Many will lay blame for how bad this film is at director Proyas’ feet, and that is unfair. You can’t make a good movie from a bad script, and he had a bad script to work with. That being said, he did make some critical missteps that didn’t do the film any favors. First and foremost, he chose to shoot largely on a soundstage in front of green screen and didn’t hire a competent visual effects house to augment live footage with the CGI or worse yet, competently blend the footage with the gods (who are taller than the humans) with the scenes with the humans, making it all look very obviously an effect. In some films, where budget is a concern, this kind of thing can be overlooked but when the budget of a film is $140 million, you expect it to look at least well put-together. Peter Jackson managed to get the height differences blended properly in The Hobbit films using the same techniques Proyas did, so it is possible if you care about it.
That is something else.

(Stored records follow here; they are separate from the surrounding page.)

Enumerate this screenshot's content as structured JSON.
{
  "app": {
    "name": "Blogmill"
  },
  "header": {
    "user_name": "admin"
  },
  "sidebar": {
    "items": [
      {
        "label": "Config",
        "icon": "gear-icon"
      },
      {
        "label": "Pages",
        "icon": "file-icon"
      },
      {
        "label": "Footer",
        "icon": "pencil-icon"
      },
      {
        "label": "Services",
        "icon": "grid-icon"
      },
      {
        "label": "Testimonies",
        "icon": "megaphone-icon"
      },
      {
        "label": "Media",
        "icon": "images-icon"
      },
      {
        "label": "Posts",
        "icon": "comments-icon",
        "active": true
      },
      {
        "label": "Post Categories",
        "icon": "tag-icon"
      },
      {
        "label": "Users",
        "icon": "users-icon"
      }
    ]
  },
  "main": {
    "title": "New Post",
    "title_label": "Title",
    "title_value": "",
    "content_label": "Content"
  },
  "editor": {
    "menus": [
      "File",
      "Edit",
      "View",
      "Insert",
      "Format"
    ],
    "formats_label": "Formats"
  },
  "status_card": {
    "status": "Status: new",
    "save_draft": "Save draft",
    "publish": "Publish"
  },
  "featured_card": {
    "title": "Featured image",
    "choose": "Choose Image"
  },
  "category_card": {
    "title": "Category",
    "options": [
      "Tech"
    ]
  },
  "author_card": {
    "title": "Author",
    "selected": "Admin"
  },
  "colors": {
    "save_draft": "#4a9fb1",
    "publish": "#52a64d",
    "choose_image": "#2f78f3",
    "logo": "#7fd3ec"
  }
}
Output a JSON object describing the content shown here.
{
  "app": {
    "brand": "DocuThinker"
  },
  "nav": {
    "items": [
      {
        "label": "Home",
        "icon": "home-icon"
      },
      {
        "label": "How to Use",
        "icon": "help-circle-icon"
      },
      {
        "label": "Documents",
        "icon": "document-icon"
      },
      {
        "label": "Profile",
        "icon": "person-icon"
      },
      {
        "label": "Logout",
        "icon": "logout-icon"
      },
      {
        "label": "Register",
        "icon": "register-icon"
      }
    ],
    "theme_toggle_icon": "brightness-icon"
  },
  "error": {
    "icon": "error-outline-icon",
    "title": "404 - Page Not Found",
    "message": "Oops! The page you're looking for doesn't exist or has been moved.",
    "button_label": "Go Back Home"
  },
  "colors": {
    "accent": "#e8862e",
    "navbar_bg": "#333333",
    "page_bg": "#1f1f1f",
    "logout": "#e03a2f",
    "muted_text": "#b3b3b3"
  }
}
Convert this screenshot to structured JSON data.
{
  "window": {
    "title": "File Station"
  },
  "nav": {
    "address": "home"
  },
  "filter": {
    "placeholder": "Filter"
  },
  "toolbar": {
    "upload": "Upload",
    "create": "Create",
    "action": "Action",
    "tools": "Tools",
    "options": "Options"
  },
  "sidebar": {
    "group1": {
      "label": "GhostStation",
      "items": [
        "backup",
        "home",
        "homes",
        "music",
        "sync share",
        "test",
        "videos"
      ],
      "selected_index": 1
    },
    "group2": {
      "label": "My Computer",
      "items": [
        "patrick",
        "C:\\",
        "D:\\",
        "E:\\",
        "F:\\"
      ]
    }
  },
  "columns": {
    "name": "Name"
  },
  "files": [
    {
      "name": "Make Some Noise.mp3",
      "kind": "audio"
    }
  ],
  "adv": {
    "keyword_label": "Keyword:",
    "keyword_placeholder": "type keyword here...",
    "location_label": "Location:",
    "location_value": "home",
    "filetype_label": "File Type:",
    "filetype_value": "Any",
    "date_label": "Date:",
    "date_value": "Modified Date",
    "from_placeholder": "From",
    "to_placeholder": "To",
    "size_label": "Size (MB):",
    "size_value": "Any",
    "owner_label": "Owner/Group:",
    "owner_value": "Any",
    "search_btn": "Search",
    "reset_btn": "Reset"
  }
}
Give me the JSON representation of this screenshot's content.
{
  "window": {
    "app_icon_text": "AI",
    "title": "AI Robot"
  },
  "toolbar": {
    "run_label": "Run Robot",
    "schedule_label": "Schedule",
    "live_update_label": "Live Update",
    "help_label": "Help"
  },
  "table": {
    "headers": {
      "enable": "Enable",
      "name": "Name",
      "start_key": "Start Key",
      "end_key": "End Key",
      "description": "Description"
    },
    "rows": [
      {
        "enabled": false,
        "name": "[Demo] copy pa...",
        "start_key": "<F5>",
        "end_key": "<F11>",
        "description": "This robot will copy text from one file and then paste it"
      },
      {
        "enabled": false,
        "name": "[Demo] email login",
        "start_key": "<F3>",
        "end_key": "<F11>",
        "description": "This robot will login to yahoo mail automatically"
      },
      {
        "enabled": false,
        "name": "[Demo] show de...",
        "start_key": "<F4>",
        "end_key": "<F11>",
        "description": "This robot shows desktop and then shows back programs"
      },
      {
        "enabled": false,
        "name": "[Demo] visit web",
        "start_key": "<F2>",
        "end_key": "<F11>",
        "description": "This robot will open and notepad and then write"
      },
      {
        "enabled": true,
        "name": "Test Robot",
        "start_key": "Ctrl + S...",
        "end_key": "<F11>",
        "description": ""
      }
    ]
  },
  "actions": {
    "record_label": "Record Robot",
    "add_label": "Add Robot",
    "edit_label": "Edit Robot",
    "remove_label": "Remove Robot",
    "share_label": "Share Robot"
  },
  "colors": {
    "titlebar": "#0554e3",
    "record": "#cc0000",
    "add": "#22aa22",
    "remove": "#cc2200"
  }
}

Proyas didn’t seem to be engaged in the making of this film. He’s defending it online, eviscerating critics who don’t like it, but the truth is that he was a hired gun brought on to hopefully infuse this limp screenplay with some imagination and he was given the budget to do it and he failed. His pacing is off, his characters are driftwood and his visuals are garbage.
Gods of Egypt isn’t just a waste of your time, should you choose to watch it at any point either in theaters or streaming or however. It’s a waste of everyone’s time and effort that made the film. This could have been an entertaining, if brainless, film if there was at least some care put into it and at least one character to latch on to. What it ended up being is a boring, languid slog that isn’t even entertaining to look at, let alone listen to. So no, white-washing isn’t the reason this film will likely do poorly, the fact that it stinks is.